“At Secure Cyber Defense, we prefer to examine the entire cybersecurity landscape. Before examining systems and hardware, first and foremost organizations need a fundamental understanding of the cybersecurity risks to their systems, equipment, data, and networks,” says CEO Shawn Waldman. Understanding the business’ structure, compliance requirements, the resources that support critical functions, and their internal and external cybersecurity risks enables an organization to focus on and prioritize its efforts consistent with its security management strategy and business needs.

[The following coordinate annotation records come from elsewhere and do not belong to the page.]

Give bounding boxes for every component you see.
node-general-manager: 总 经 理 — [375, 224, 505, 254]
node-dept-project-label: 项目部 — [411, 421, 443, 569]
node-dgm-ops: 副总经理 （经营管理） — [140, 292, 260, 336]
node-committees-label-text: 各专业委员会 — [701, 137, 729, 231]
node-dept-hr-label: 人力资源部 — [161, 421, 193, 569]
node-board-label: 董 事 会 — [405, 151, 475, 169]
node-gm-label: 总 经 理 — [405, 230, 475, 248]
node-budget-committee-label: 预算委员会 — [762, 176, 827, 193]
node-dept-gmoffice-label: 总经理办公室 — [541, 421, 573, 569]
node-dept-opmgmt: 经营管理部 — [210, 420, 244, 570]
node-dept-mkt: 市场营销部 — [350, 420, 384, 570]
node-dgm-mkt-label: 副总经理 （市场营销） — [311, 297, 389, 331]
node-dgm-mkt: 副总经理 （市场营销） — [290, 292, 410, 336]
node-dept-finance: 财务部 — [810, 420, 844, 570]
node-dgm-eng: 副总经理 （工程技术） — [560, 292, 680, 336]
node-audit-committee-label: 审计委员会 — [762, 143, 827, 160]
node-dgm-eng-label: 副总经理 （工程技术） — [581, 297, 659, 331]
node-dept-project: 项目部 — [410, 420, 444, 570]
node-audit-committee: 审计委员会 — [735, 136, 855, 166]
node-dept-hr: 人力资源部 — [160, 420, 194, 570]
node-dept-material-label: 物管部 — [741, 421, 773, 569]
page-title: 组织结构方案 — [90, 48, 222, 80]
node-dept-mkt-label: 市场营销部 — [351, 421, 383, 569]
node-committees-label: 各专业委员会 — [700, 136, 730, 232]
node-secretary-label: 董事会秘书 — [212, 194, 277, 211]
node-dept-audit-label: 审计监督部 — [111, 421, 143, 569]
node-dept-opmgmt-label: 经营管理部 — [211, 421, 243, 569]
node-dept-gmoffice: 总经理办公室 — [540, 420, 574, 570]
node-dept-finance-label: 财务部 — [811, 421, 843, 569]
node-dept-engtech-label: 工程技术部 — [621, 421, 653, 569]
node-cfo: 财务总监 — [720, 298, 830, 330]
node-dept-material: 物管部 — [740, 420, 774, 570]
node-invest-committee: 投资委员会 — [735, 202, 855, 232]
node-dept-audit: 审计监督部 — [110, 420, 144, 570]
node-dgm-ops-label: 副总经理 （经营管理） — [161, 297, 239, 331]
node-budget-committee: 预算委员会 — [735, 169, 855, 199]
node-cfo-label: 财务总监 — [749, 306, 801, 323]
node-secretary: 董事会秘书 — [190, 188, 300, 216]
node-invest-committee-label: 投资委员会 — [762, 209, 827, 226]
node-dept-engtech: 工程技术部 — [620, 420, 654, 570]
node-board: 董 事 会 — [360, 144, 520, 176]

When it comes to IT services, companies often purchase a single solution and vendor to fill a need or close a gap. The selected company then becomes focused on a single aspect of cybersecurity and gets added to a pool of IT vendors supporting a company’s system. In the case of cybersecurity, a fully integrated approach, with systems working together, is the best approach for closing critical security gaps. The critical question is what makes up a comprehensive cybersecurity plan to implement a fully integrated approach?
When approaching a cybersecurity plan, there are four critical areas for an organization to consider:
DNS stands for Domain Name Service. All in all, what it does is translate a host’s name into its numerical IP address. There are two ways DNS can be hacked: by using protocol attacks (attacks based on how DNS works) or by using server attacks (attacks based on bugs or flaws in the programs or machines running DNS services). DNS solutions provide secure and stable server results that give your business peace of mind to confidently conduct online business around the world
Endpoint Protection is a centralized approach to protecting all endpoints – servers, desktops, laptops, smartphones, tablets, and other IoT devices – connected to a corporate IT network from cyber threats. By requiring endpoint devices to meet security standards before being granted network access, enterprises maintain greater control over the ever-growing number of access points and more effectively block cyber threats and access attempts.
Detection and Analysis
Continuous security monitoring provides real-time visibility of users and their devices when they attempt to connect to or work on an enterprise network. An established monitoring schedule or continuous monitoring schedule enables the timely discovery of cybersecurity events and actions taken. Beyond detecting anomalies, human analysis of data and threat approaches provides an additional layer of proactive protection.